In terms of expression estimates, with realistic simulated data, perfect alignments and annotations available, Cufflinks reports 16.7% of isoforms with an FPKM more than one logarithm off of truth. Without annotations, this number increases to 38.62%. With real (non-perfect) alignments and no annotation available it is even worse at 54.12%. Unfortunately the don't mention the performance with real alignments but annotations available (which is the common real-world situation) but we can assume that more than ~17% of isoforms are going to be a least an order of magnitude off in their estimation. Other algorithms all did as bad or worse than Cufflinks.
Some choice quotes from the authors:
- "with a reference genome available with some degree of community annotation, it is hard to imagine any benefit of using a de novo approach"
- "The extreme overcalling of forms makes it unclear how to utilize the output of Scripture in a practical way"

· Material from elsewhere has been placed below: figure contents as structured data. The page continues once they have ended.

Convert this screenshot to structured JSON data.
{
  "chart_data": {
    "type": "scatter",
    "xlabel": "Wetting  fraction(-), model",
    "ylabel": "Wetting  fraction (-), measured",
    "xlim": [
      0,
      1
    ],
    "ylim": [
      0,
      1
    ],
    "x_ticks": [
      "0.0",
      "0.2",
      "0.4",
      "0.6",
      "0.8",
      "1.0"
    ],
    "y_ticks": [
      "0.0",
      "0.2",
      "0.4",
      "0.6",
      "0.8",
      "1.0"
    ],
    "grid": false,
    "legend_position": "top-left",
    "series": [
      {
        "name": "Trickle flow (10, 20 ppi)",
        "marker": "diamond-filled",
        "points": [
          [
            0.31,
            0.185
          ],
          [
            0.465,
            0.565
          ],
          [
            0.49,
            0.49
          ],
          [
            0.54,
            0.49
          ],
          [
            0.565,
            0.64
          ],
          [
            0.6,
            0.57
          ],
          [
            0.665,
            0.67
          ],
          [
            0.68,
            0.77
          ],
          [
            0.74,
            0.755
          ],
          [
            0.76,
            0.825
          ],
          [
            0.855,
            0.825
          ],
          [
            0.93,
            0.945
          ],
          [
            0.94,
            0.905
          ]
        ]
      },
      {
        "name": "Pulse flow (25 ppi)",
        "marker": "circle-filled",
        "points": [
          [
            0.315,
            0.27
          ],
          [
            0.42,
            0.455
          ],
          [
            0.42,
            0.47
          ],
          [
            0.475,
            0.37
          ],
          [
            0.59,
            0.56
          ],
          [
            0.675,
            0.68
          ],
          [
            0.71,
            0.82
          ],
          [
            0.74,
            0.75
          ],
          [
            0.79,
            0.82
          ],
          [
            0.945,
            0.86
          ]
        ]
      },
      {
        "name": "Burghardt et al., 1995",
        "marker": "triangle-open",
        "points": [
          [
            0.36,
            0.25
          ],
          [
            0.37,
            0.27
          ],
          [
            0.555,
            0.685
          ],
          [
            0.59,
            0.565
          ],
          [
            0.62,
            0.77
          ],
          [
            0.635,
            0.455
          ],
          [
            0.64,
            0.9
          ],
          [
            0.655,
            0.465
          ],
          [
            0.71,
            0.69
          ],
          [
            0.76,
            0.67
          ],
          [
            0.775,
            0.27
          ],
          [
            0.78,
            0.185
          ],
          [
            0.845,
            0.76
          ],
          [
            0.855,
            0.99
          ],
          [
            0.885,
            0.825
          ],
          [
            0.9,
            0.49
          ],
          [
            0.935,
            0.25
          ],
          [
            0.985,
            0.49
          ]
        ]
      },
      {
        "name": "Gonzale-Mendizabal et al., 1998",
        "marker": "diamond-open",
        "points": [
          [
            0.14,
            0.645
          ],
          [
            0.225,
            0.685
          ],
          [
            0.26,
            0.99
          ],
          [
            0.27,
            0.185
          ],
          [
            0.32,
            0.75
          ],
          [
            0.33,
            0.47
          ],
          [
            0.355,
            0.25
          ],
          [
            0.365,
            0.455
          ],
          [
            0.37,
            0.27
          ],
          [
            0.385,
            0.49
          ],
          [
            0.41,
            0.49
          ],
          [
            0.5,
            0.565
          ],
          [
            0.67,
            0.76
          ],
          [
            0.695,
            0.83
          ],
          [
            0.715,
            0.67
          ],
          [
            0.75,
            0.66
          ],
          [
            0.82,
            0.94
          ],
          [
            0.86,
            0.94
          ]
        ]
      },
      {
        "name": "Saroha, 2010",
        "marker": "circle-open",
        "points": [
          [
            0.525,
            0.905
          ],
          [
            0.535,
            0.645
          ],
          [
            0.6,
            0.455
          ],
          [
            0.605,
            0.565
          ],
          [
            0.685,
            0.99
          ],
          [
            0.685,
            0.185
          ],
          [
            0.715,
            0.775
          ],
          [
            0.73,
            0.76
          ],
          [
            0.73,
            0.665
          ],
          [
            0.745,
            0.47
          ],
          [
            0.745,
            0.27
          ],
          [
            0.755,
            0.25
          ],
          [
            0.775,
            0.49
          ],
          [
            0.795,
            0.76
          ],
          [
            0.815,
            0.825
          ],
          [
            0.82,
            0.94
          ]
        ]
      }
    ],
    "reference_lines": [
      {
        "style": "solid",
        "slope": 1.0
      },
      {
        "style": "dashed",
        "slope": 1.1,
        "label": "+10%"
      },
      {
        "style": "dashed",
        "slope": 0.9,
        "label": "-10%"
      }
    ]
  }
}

- "These results are not encouraging"
The take-home-message for me:
TopHat/Cufflinks with a reference genome and annotations is the best current option but far from perfect. Given the reality of noisy data, imperfect alignments and multiple isoforms expressed per gene (expecting most genes to express at least two isoforms), we can possibly expect at least ~20% of real isoforms to be missed, ~20% of predicted isoforms to be wrong, and ~20% of expression estimates to be wrong by at least an order of magnitude. And, this is when you have a reference genome and good annotations available to guide Cufflinks. De novo mode using Cufflinks (and especially some other methods) should only be considered experimental/exploratory given the very high FDR/FNRs. We can expect to miss real biologically important isoforms and any novel isoforms predicted should be validated. This paper strongly emphasizes the importance of continued improvement to transcript isoform discovery and quantization methods and/or improved data quality (e.g., longer reads).
In the author's words, "short reads fundamentally lack the information necessary to build local information into globally accurate transcripts ... Most likely a satisfactory solution will involve an evolution in the nature of the data. Or perhaps some keen insight into how to identify and effectively utilize signals in the genome that inform cellular machinery on what splice forms to generate."